The momentum for decarceration wasn’t limited to the coasts. Advocates in Atlanta secured a tremendous win in May when the Atlanta City Council voted to close the Atlanta City Detention Center and create a task force to come up with ideas for how to repurpose the building to address the needs of the community.Although the task force’s recommendations aren’t due until February 2020, early ideas have included a health and wellness center, a job training center, or a mental health facility.Key to making the change happen? The groups Women on the Rise and the Racial Justice Action Center, which launched a “Close the Jail ATL” campaign calling for the money spent on the detention center—about $33 million annually—to be reallocated to community programs and services that could help address the root causes of incarceration.
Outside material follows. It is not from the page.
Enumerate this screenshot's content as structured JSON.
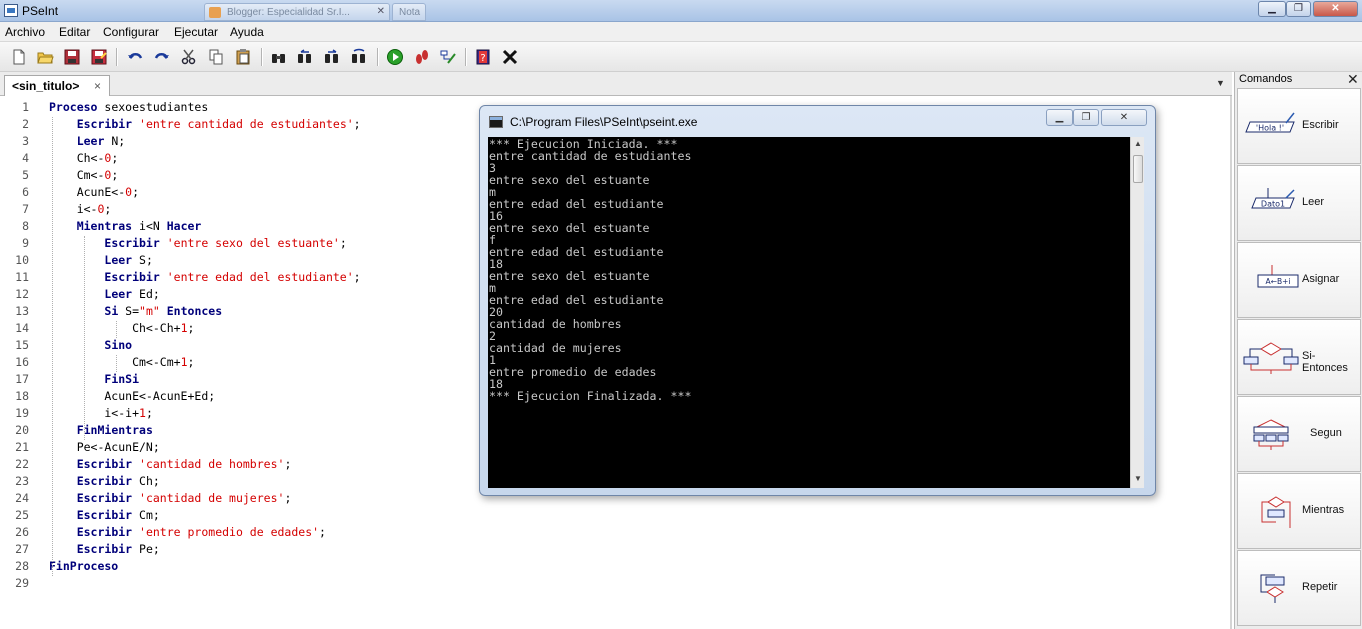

The victories to shutter jails and decarcerate didn’t extend to more rural parts of the country, though. Sobering data released in December showed that while jail populations in urban areas declined in the past five years by 18 percent (36,200 fewer people in jail), they dramatically increased in rural counties by 27 percent (39,000 more people in jail) as a result of new jail construction and expansion.The momentum for decarceration—against new jail construction and expansion—certainly has champions in rural counties, but their stories haven’t made headline news in the way that the closing of Rikers Island and the canceling of two new jails in Los Angeles did this year.